As an individual who is incredibly enthusiastic about promoting good health, I fully recognize the role that exercise can play in helping individuals optimize wellness. After having recently purchased three Jillian Michaels Fitness DVDs, my passion for physical fitness is as alive as ever. In recognizing that many people are interested in becoming physically fit yet never seem to make gainful strides towards doing so, I understand that lifestyle barriers and negative mental dispositions can preclude an individual from effectively implementing a fitness program. If you want to know how to start a fitness program effectively and make it work for you, the following three strategies can be of great benefit.
1. Write Your Fitness Plan Down.
Writing your fitness plan down on paper can be advantageous for numerous reasons. First, writing any concept down brings with it the power of reinforcement, meaning that the idea will resonate in your mind more than if you had just verbalized the plan or thought about it. In addition to having this benefit, writing your fitness plan down gives you an opportunity to gain a clear understanding of which exercises you’ll be doing and when. This structure takes the guesswork out of exercise and can ease any anxiety you feel about starting something new.
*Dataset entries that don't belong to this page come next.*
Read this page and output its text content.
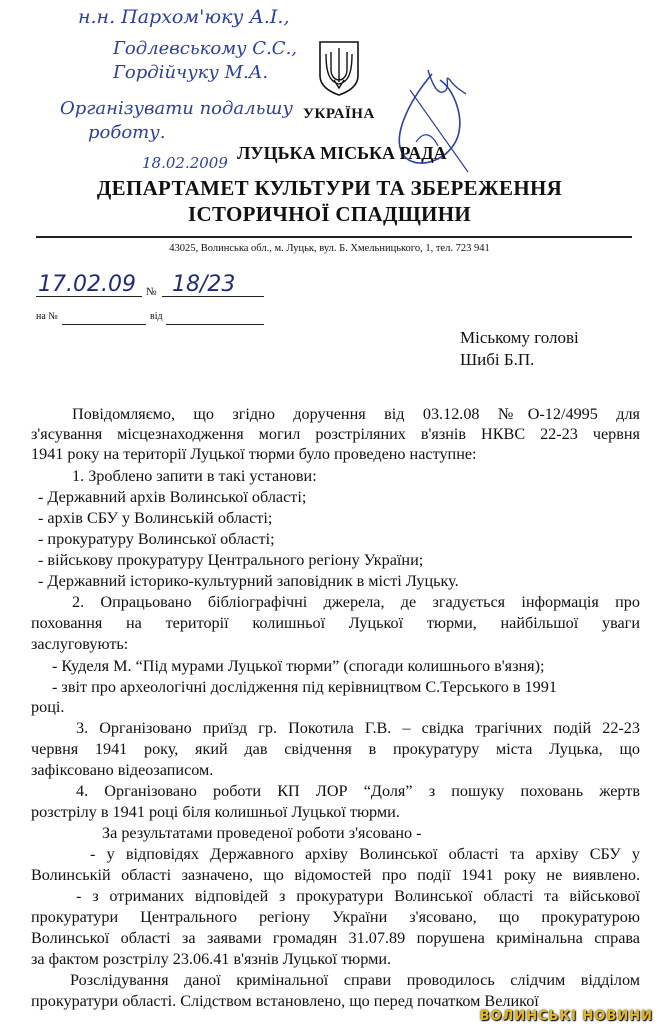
н.н. Пархом'юку А.І.,
Годлевському С.С.,
Гордійчуку М.А.
Організувати подальшу
роботу.
18.02.2009
УКРАЇНА
ЛУЦЬКА МІСЬКА РАДА
ДЕПАРТАМЕТ КУЛЬТУРИ ТА ЗБЕРЕЖЕННЯ
ІСТОРИЧНОЇ СПАДЩИНИ
43025, Волинська обл., м. Луцьк, вул. Б. Хмельницького, 1, тел. 723 941
17.02.09 № 18/23
на №	від
Міському голові
Шибі Б.П.
Повідомляємо, що згідно доручення від 03.12.08 №О-12/4995 для
з'ясування місцезнаходження могил розстріляних в'язнів НКВС 22-23 червня
1941 року на території Луцької тюрми було проведено наступне:
1. Зроблено запити в такі установи:
- Державний архів Волинської області;
- архів СБУ у Волинській області;
- прокуратуру Волинської області;
- військову прокуратуру Центрального регіону України;
- Державний історико-культурний заповідник в місті Луцьку.
2. Опрацьовано бібліографічні джерела, де згадується інформація про
поховання на території колишньої Луцької тюрми, найбільшої уваги
заслуговують:
- Куделя М. “Під мурами Луцької тюрми” (спогади колишнього в'язня);
- звіт про археологічні дослідження під керівництвом С.Терського в 1991
році.
3. Організовано приїзд гр. Покотила Г.В. – свідка трагічних подій 22-23
червня 1941 року, який дав свідчення в прокуратуру міста Луцька, що
зафіксовано відеозаписом.
4. Організовано роботи КП ЛОР “Доля” з пошуку поховань жертв
розстрілу в 1941 році біля колишньої Луцької тюрми.
За результатами проведеної роботи з'ясовано -
- у відповідях Державного архіву Волинської області та архіву СБУ у
Волинській області зазначено, що відомостей про події 1941 року не виявлено.
- з отриманих відповідей з прокуратури Волинської області та військової
прокуратури Центрального регіону України з'ясовано, що прокуратурою
Волинської області за заявами громадян 31.07.89 порушена кримінальна справа
за фактом розстрілу 23.06.41 в'язнів Луцької тюрми.
Розслідування даної кримінальної справи проводилось слідчим відділом
прокуратури області. Слідством встановлено, що перед початком Великої
ВОЛИНСЬКІ НОВИНИ
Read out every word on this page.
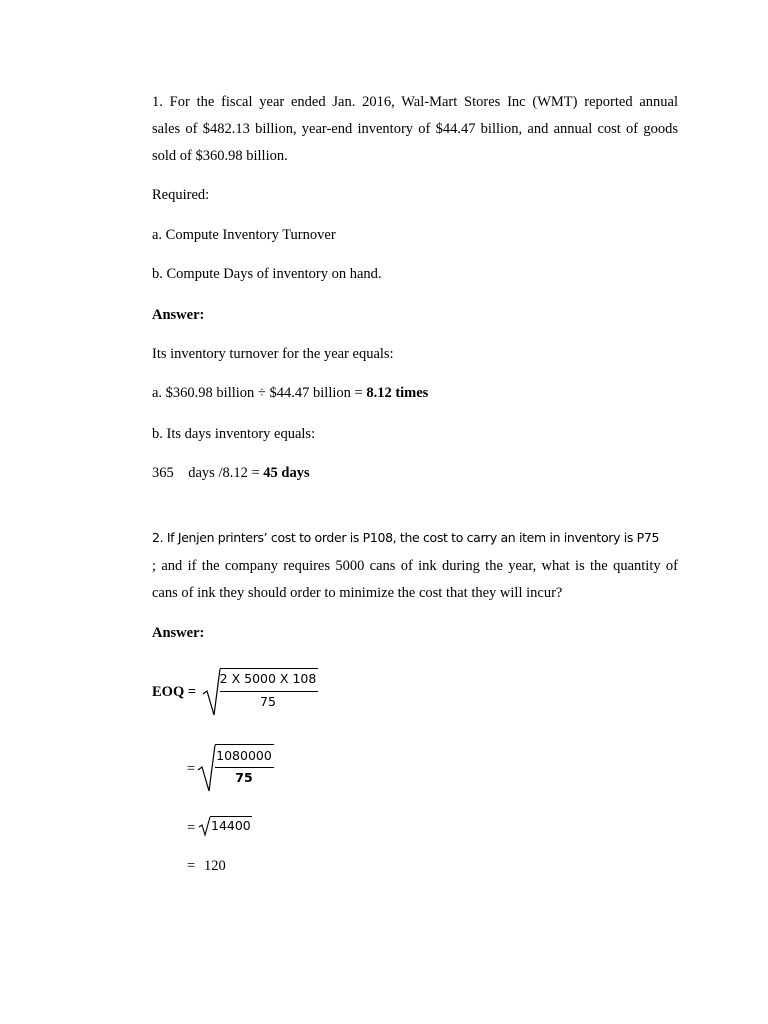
1. For the fiscal year ended Jan. 2016, Wal-Mart Stores Inc (WMT) reported annual
sales of $482.13 billion, year-end inventory of $44.47 billion, and annual cost of goods
sold of $360.98 billion.
Required:
a. Compute Inventory Turnover
b. Compute Days of inventory on hand.
Answer:
Its inventory turnover for the year equals:
a. $360.98 billion ÷ $44.47 billion = 8.12 times
b. Its days inventory equals:
365    days /8.12 = 45 days
2. If Jenjen printers’ cost to order is P108, the cost to carry an item in inventory is P75
; and if the company requires 5000 cans of ink during the year, what is the quantity of
cans of ink they should order to minimize the cost that they will incur?
Answer:
EOQ =
2 X 5000 X 108
75
=
1080000
75
= 14400
= 120
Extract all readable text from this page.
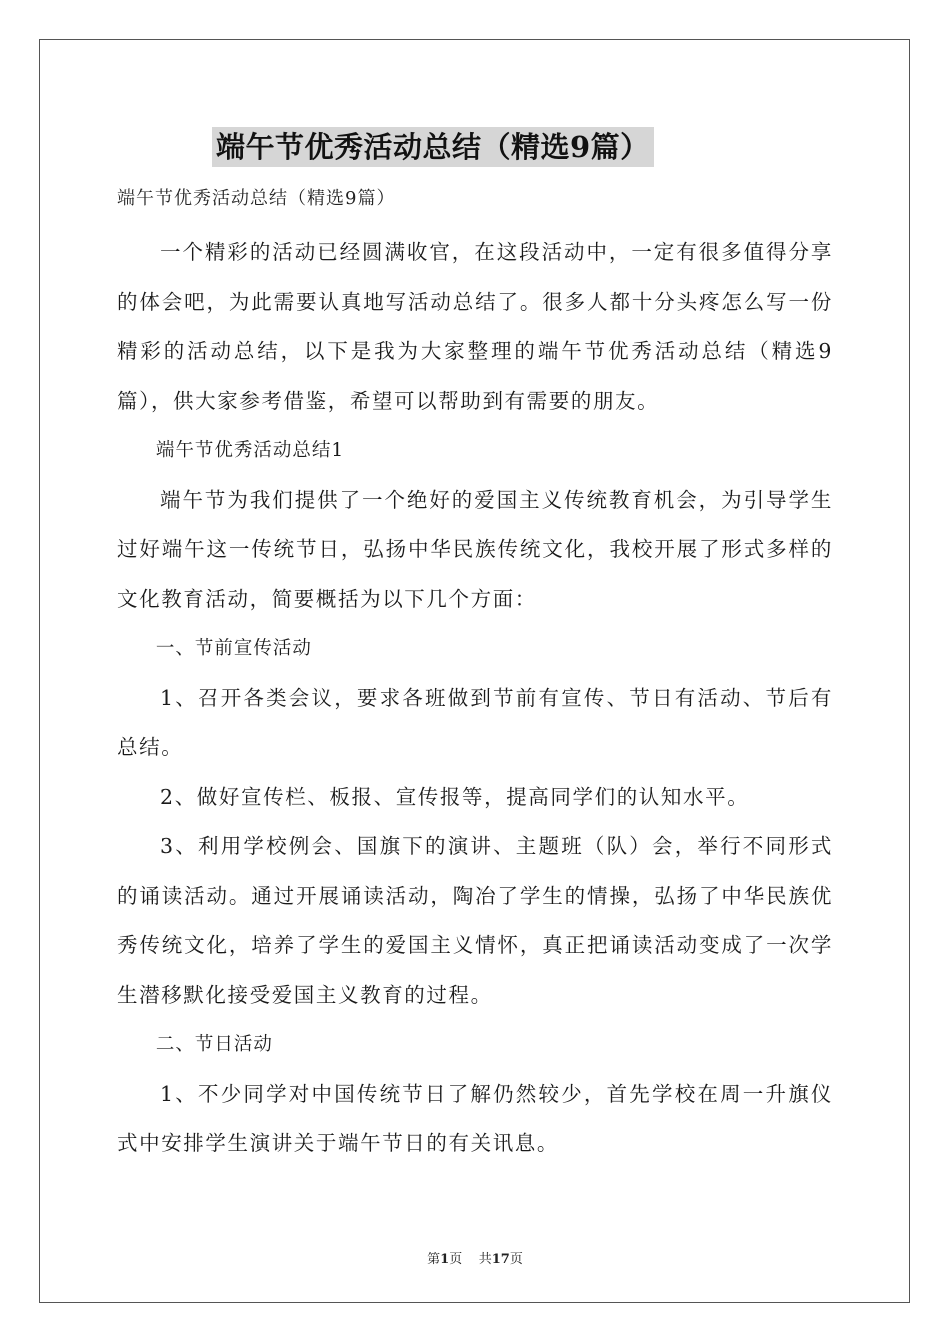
端午节优秀活动总结（精选9篇）
端午节优秀活动总结（精选9篇）

一个精彩的活动已经圆满收官，在这段活动中，一定有很多值得分享的体会吧，为此需要认真地写活动总结了。很多人都十分头疼怎么写一份精彩的活动总结，以下是我为大家整理的端午节优秀活动总结（精选9篇），供大家参考借鉴，希望可以帮助到有需要的朋友。

端午节优秀活动总结1

端午节为我们提供了一个绝好的爱国主义传统教育机会，为引导学生过好端午这一传统节日，弘扬中华民族传统文化，我校开展了形式多样的文化教育活动，简要概括为以下几个方面：

一、节前宣传活动

1、召开各类会议，要求各班做到节前有宣传、节日有活动、节后有总结。

2、做好宣传栏、板报、宣传报等，提高同学们的认知水平。

3、利用学校例会、国旗下的演讲、主题班（队）会，举行不同形式的诵读活动。通过开展诵读活动，陶冶了学生的情操，弘扬了中华民族优秀传统文化，培养了学生的爱国主义情怀，真正把诵读活动变成了一次学生潜移默化接受爱国主义教育的过程。

二、节日活动

1、不少同学对中国传统节日了解仍然较少，首先学校在周一升旗仪式中安排学生演讲关于端午节日的有关讯息。

第1页 共17页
2. Make Your Goal Realistic.
Many individuals who begin an exercise program know that setting goals can play a very advantageous role in helping them get in shape and lose weight. However, they often don’t know what characteristics their goal should have. This can work against you. And that’s why it’s important to note that when you set your goal, it should be realistic. Why? Because setting unrealistic goals is oftentimes a prerequisite to failure, which can be very discouraging and preclude you from wanting to continue with your exercise program. Thus setting an unrealistic goal-such as committing to lose 10 pounds over the next four weeks-would not be a good idea. Instead, aim for results that are reasonable and attainable, such as losing 2 pounds every week for the next month.
3. Be Accountable.
Unfortunately, many people are not self-motivated when it comes to implementing a fitness program. And that’s why being accountable to someone else can be helpful. There are several ways that you can make yourself accountable to sticking to your workout routine, and one of them includes getting a workout buddy. In listing the advantages of having a workout buddy, Lisa Freedman points out that exercising with another individual increases motivation. Why? Because although we might not have a problem with cancelling a workout session that involves only us, we are less likely to cancel on another person.
Although starting an exercise plan can be a challenge, it doesn’t have to be. By implementing the strategies listed above, you can begin experiencing success with your fitness program today. Good luck!